Hate crimes in 2020-21:
The following summary excludes the estimated one in four hate crimes where the victim was a police officer in the line of duty. These cases are summarised separately further below.
Characteristics of hate crime:
Just under a third of hate crimes in Scotland involved a victim who experienced the incident at their place of work or whilst undertaking duties as part of their occupation. Most of these victims were working in retail or other service industries.
A majority of both hate crime victims (59%) and perpetrators (72%) were male. In 45% of crimes the victim did not know the perpetrator, whilst in 38% of cases the perpetrator was an acquaintance of the victim.
Cases occur in a range of settings.

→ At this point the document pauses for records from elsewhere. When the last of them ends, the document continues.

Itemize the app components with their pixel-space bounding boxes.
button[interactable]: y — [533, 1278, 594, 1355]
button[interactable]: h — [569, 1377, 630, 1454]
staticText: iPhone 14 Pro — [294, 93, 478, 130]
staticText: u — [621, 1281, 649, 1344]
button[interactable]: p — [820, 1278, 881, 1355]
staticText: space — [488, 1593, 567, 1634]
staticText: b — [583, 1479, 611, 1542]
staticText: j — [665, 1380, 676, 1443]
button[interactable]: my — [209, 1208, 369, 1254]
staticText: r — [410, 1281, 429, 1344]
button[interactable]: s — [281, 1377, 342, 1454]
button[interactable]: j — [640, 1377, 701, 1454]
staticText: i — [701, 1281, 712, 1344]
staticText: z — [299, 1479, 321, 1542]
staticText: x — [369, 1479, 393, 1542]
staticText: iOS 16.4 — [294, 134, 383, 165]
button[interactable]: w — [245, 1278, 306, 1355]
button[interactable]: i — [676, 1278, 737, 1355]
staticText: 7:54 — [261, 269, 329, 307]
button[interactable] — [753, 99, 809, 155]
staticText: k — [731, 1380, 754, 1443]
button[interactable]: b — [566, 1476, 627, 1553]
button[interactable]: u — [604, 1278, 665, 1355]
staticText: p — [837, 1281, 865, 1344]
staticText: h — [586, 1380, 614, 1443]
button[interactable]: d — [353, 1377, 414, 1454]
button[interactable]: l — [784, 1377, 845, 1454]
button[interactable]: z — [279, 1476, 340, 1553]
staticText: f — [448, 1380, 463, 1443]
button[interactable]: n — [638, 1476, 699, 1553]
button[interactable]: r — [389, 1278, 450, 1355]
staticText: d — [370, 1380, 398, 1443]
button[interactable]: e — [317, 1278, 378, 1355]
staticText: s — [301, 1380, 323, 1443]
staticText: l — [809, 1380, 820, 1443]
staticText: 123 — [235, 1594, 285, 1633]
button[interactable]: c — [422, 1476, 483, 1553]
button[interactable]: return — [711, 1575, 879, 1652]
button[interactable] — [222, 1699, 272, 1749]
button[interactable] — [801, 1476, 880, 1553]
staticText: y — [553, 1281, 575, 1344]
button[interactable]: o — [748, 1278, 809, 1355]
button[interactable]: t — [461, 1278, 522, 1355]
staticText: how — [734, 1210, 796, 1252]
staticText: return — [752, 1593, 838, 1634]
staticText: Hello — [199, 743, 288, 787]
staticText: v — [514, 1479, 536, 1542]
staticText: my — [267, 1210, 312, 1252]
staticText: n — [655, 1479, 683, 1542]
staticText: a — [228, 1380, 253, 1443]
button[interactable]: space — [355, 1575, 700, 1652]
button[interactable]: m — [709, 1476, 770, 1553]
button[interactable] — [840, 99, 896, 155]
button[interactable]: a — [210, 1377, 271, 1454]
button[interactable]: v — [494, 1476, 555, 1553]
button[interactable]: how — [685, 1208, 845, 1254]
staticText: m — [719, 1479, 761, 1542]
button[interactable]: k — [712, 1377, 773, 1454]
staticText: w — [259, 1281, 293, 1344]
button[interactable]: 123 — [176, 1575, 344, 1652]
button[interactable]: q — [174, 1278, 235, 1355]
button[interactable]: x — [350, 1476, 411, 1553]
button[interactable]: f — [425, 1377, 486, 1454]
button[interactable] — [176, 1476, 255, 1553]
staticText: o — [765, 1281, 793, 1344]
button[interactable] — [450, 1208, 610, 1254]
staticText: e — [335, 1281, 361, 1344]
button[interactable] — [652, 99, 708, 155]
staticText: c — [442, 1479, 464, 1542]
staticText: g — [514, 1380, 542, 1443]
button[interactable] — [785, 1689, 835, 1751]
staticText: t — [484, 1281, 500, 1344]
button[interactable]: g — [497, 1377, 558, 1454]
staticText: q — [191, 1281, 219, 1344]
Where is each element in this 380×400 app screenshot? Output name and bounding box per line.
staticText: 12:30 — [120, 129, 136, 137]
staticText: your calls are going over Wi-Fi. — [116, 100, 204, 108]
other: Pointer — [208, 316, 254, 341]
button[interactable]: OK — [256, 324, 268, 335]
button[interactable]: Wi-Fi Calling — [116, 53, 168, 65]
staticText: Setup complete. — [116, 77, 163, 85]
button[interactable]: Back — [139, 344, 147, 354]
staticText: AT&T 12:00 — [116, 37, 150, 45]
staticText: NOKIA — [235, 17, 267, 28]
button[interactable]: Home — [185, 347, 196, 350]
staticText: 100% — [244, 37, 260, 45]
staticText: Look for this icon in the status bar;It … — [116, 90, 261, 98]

Fourteen percent of crimes involved a victim and perpetrator who were in different physical locations (including phone calls and cyber-enabled technologies).
The vast majority of hate crimes were reported by victims themselves, or those acting on their behalf such as parents, teachers, carers and employers.
For race aggravated hate crimes:
Where information was available on the ethnicity of victims, almost two-thirds (or 64%) of race aggravated hate crimes had a victim from a visible minority ethnic (non-white) group. This compares to 4% of Scotland’s population at the time of the last census in 2011.
An estimated 18% of race aggravated hate crimes had a victim of African, Caribbean or Black ethnicity. This was followed by Polish or Other White and Pakistani, Pakistani British or Pakistani Scottish (with both groups accounting for 17% of cases each). At 12%, victims who were White Scottish made up the next largest group
In 36% of race aggravated hate crimes, the words used or actions taken by the perpetrator suggested an anti-Black prejudice and in over a quarter of cases prejudice was shown towards the Pakistani community. In almost one in five crimes the perpetrator made general xenophobic remarks not directed at any one group.
For the other hate aggravators:
A majority of disability aggravated hate crimes included a prejudice to those with a learning disability (73%). Just under one in six (15%) showed a prejudice to those with a physical disability.
In almost half of religion aggravated hate crimes the perpetrator showed prejudice towards the Catholic community (47%). The next largest groups were the Muslim and Protestant communities, both accounting for 16% of cases each.
In the vast majority of sexual orientation aggravated hate crimes, the perpetrator showed prejudice towards the gay (77%) and lesbian (23%) community.
In the vast majority (89%) of transgender identity aggravated hate crimes, the perpetrator showed prejudice towards those from the transgender community.
For hate crimes with a police officer victim:
In 46% of hate crimes experienced by police officers the perpetrator showed a prejudice towards the gay and lesbian community. This was followed by anti-Black (19%), anti-Learning disability (9%) and anti-Pakistani prejudice (9%).